The big problem for the Germans that you are ignoring robertmikael is the resistance. (It often forgotten in these threads.)
The Germans couldn't advance further than they did even with good weather. They never managed to advance in the south, since their units had been fighting fierce battles with incredibly stubborn Soviet resistance and now came upon a strongly defended city.
They managed to advance in the north, taking a bridgehead across the Moskva-Volga canal, they weren't driven back by cold but by fierce counterattacks.
Attacks directed from the immediate west was again pushed back by Soviet counteroffensives after the attacking Germans had been seriously weakened by heavy soviet defenses. Not to mention the very fierce fighting that had been going on already since September.
The logistics that AvNY points out makes sure the Germans never was able to replace the losses they took. The Rasputitsia slowed the German advances and made logistics harder but in the end they never were able to end Soviet resistance and recover the losses they took fighting towards Moscow.
For the Germans to be able to advance more quickly you need to solve the problem of being able to replace losses much quicker, especially in terms of armored vehicles, ammunition and fuel.
And in order to fix that problem you have to fix the problem of logistics. Even before the rasputitsia set in the logistical situation was very dire. The distances are simply too great and the losses are too heavy. And most importantly the resistance is constant and it is heavy, some suggest it just got worse the closer they got to Moscow.
Then of course we could discuss the notion that the Stalinist regime would ever sign any kind of peace treaty anyhow. I find it highly implausible. Such an agreement would just mean a complete destruction of the Communist experiment and the top brass not having much options but suicide. I doubt they would do that in Yaroslav, perhaps in Kamchatka.
I am not sure he gets the ideas of TO&Es, supply or the how the rates of consumption of fuel and ammunition differ so greatly during defense, maneuver (and advance) and the beginnings of an offensive.
Just because units labeled "Corps" "Army" or "Army Group" are in a certain position doesn't mean that the strength or potential of those labels are the same at any given time. While the AGC facing Moscow was not exactly Force Steiner of the Battle of Berlin, it was still a shadow of what it was on June 22nd and greatly diminished from its strength when Typhoon started. And that is after a several week period of resupply once the rasputitsia ended with the coming of winter. Remember, initially the coming of winter was WELCOMED by the Germans. It froze the mud that both held up their advance and their resupply.

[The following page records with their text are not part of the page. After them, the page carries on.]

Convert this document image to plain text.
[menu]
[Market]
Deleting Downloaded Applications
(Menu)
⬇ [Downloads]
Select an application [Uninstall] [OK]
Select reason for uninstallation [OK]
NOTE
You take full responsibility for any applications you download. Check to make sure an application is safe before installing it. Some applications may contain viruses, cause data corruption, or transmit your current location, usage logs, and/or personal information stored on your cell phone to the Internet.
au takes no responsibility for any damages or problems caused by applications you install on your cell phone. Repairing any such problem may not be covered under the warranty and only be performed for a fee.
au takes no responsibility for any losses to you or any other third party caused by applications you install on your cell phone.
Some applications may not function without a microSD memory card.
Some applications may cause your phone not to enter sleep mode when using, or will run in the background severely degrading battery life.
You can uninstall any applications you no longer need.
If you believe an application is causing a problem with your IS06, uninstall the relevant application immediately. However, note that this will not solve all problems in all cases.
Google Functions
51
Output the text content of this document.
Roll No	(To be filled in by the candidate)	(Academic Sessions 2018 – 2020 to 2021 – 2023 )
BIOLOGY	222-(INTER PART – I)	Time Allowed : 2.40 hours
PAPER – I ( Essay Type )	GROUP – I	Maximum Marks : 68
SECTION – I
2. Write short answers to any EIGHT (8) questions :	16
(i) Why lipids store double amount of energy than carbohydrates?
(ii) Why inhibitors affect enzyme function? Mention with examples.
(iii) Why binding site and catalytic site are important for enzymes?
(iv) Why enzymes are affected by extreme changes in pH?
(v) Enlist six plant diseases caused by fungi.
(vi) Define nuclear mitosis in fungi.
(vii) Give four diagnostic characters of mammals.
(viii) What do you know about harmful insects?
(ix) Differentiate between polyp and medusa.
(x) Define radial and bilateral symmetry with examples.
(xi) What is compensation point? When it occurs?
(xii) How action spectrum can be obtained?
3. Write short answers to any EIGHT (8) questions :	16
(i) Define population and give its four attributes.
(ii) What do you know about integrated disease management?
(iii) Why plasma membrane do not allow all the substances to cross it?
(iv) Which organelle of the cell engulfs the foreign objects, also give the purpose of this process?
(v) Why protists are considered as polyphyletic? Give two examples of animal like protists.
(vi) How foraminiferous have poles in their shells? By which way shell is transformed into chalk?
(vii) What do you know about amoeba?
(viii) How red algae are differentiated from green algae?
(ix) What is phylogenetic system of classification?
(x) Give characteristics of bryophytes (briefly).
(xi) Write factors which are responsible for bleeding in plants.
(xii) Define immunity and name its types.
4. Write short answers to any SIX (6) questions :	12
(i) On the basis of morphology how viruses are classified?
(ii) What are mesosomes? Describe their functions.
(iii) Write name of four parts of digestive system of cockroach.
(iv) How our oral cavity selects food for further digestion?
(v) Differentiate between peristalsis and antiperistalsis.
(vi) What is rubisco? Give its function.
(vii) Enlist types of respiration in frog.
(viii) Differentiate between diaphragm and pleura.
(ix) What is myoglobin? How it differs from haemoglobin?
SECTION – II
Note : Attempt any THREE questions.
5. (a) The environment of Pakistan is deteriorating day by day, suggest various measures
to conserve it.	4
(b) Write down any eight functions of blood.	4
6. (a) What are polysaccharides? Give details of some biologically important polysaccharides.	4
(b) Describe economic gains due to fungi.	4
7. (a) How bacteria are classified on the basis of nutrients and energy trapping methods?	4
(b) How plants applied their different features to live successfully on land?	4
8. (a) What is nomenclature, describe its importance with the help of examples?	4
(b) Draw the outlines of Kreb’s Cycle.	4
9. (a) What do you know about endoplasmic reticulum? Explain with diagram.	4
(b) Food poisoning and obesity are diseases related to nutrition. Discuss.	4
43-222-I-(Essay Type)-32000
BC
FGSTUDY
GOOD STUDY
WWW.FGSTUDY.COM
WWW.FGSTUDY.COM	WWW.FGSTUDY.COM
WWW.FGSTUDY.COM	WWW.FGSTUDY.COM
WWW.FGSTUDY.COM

If you start Typhoon a month earlier because Barbarossa started a month earlier, Russian reinforcements continue at the same pace but you are now facing the forces around Moscow in the beginning of October, with the Rasputitsa about to cut off a supply chain that is also 400 km longer than it was at Smolensk while the Russians you are facing are sitting int he midst of the best infrastructure in the Soviet Union.
The usual argument is that the Germans could have won had they started earlier, but I am beginning to think that an earlier start to Barbarossa would have meant a faster defeat of the Germans in the war.